The proposal to seek private equity buyout offers or a minority investment was made by Singapore-based 3D Investment Partners, Toshiba’s second-biggest shareholder
Toshiba Corp shareholders on Thursday voted against its plan to break up the company while a separate motion backed by activist shareholders calling for the conglomerate to solicit buyout offers also failed to gain sufficient support.
The proposal to seek private equity buyout offers or a minority investment was made by Singapore-based 3D Investment Partners, Toshiba’s second-biggest shareholder and was supported by top shareholder Effissimo Capital Management and number three shareholder Farallon Capital Management.
The stalemate leaves Toshiba with no clear direction.
Travis Lundy, Analyst, Quiddity Advisors, publishes on Smartkarma, Hong Kong: If the separation plan had passed, that would have been a failure of activism. 3D’s proposal not passing is simply a lack of complete activism success.

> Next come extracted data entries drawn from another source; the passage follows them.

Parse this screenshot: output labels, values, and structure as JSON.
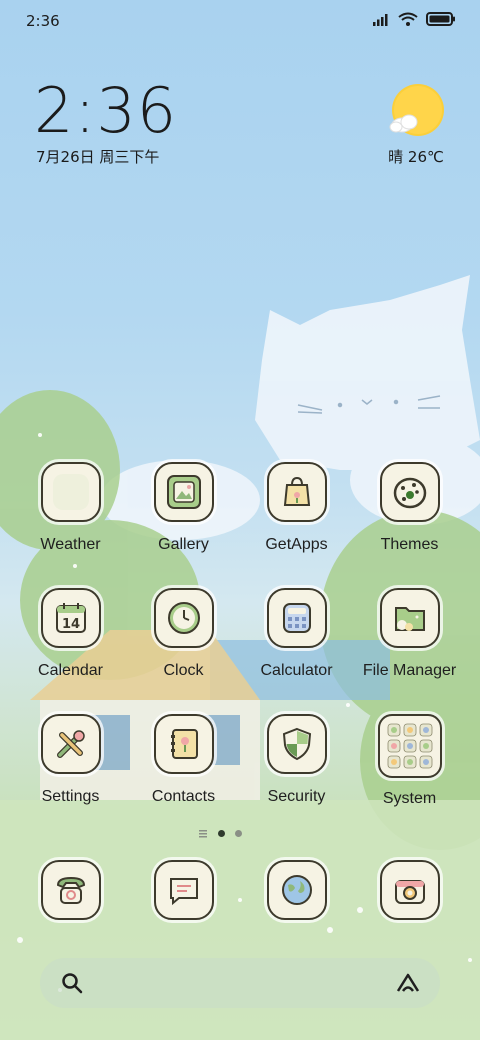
{
  "status_bar": {
    "time": "2:36"
  },
  "clock_widget": {
    "time": "2:36",
    "date": "7月26日 周三下午"
  },
  "weather_widget": {
    "condition_temp": "晴 26℃",
    "icon": "sun-cloud-icon"
  },
  "apps": [
    {
      "label": "Weather",
      "icon": "weather-icon"
    },
    {
      "label": "Gallery",
      "icon": "gallery-icon"
    },
    {
      "label": "GetApps",
      "icon": "getapps-icon"
    },
    {
      "label": "Themes",
      "icon": "themes-icon"
    },
    {
      "label": "Calendar",
      "icon": "calendar-icon",
      "badge": "14"
    },
    {
      "label": "Clock",
      "icon": "clock-icon"
    },
    {
      "label": "Calculator",
      "icon": "calculator-icon"
    },
    {
      "label": "File Manager",
      "icon": "file-manager-icon"
    },
    {
      "label": "Settings",
      "icon": "settings-icon"
    },
    {
      "label": "Contacts",
      "icon": "contacts-icon"
    },
    {
      "label": "Security",
      "icon": "security-icon"
    },
    {
      "label": "System",
      "icon": "system-folder-icon"
    }
  ],
  "dock": [
    {
      "icon": "phone-icon"
    },
    {
      "icon": "messages-icon"
    },
    {
      "icon": "browser-icon"
    },
    {
      "icon": "camera-icon"
    }
  ],
  "pager": {
    "pages": 2,
    "current": 1
  }
}
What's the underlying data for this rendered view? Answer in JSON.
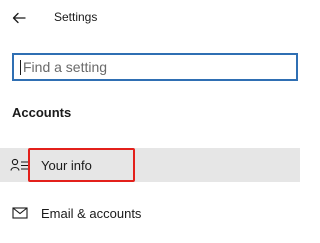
{
  "window": {
    "title": "Settings",
    "back_icon": "back-arrow-icon"
  },
  "search": {
    "placeholder": "Find a setting",
    "value": ""
  },
  "section": {
    "heading": "Accounts"
  },
  "nav_items": [
    {
      "label": "Your info",
      "icon": "person-info-icon",
      "selected": true
    },
    {
      "label": "Email & accounts",
      "icon": "mail-icon",
      "selected": false
    }
  ],
  "annotation": {
    "highlight_color": "#e3201b",
    "target": "Your info"
  },
  "colors": {
    "accent": "#2f6fb3",
    "selected_bg": "#e6e6e6",
    "text": "#1a1a1a"
  }
}
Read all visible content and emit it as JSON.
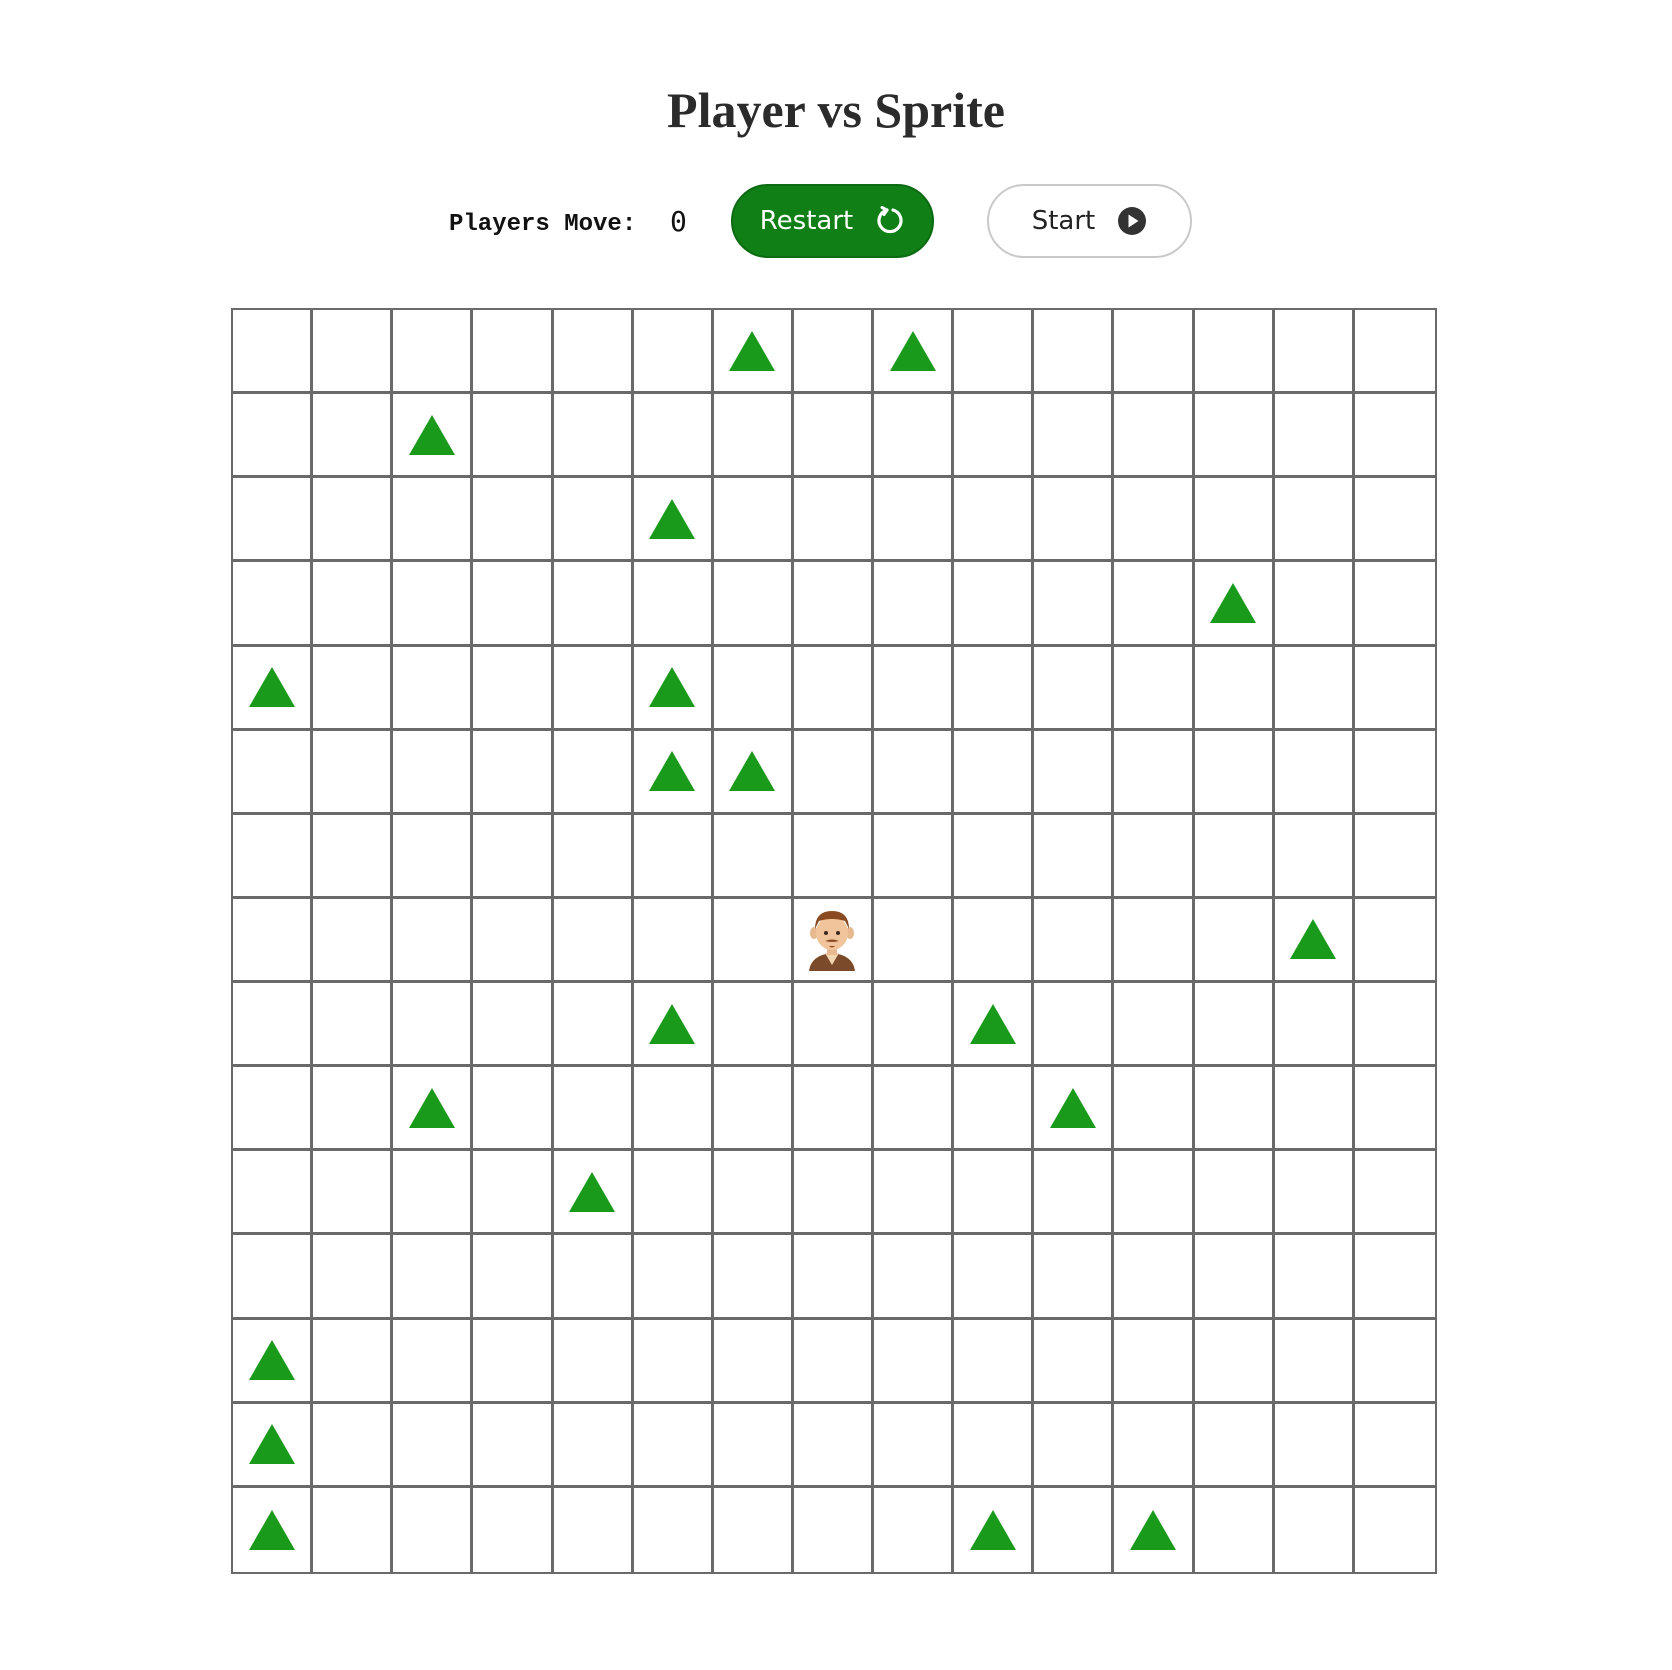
{
  "title": "Player vs Sprite",
  "controls": {
    "moves_label": "Players Move:",
    "moves_count": "0",
    "restart_label": "Restart",
    "start_label": "Start"
  },
  "board": {
    "rows": 15,
    "cols": 15,
    "tree_color": "#1a9a1a",
    "trees": [
      [
        0,
        6
      ],
      [
        0,
        8
      ],
      [
        1,
        2
      ],
      [
        2,
        5
      ],
      [
        3,
        12
      ],
      [
        4,
        0
      ],
      [
        4,
        5
      ],
      [
        5,
        5
      ],
      [
        5,
        6
      ],
      [
        7,
        13
      ],
      [
        8,
        5
      ],
      [
        8,
        9
      ],
      [
        9,
        2
      ],
      [
        9,
        10
      ],
      [
        10,
        4
      ],
      [
        12,
        0
      ],
      [
        13,
        0
      ],
      [
        14,
        0
      ],
      [
        14,
        9
      ],
      [
        14,
        11
      ]
    ],
    "player": [
      7,
      7
    ]
  }
}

It doesn’t mean it is over, and it doesn’t mean Toshiba can’t act on some portion of 3D’s proposal. Toshiba has to come up with some other means by which they can measure success.
Justin Tang, Head of Asian Research, United First Partners, Singapore, said: This outcome highlights the deep divisions not only at the board but also at the shareholder level and will further delay its ambition to put management missteps and voting scandals in the rear-view mirror.
Tang said: We are of the view that Toshiba will continue to work towards reviving its plans for a spin-off. At the same time, activist investors will only be emboldened and take heart that they were able to defeat the split plan. It is likely that they will keep up the pressure and could conceivably add more to their holdings in the days ahead if only to build up their position.
Jesper Koll, Expert Director, Monex Group, Tokyo, said: Today’s result, with both proposals being rejected, shows the wisdom of the crowd, shows that shareholders can’t run a company. They can influence a company.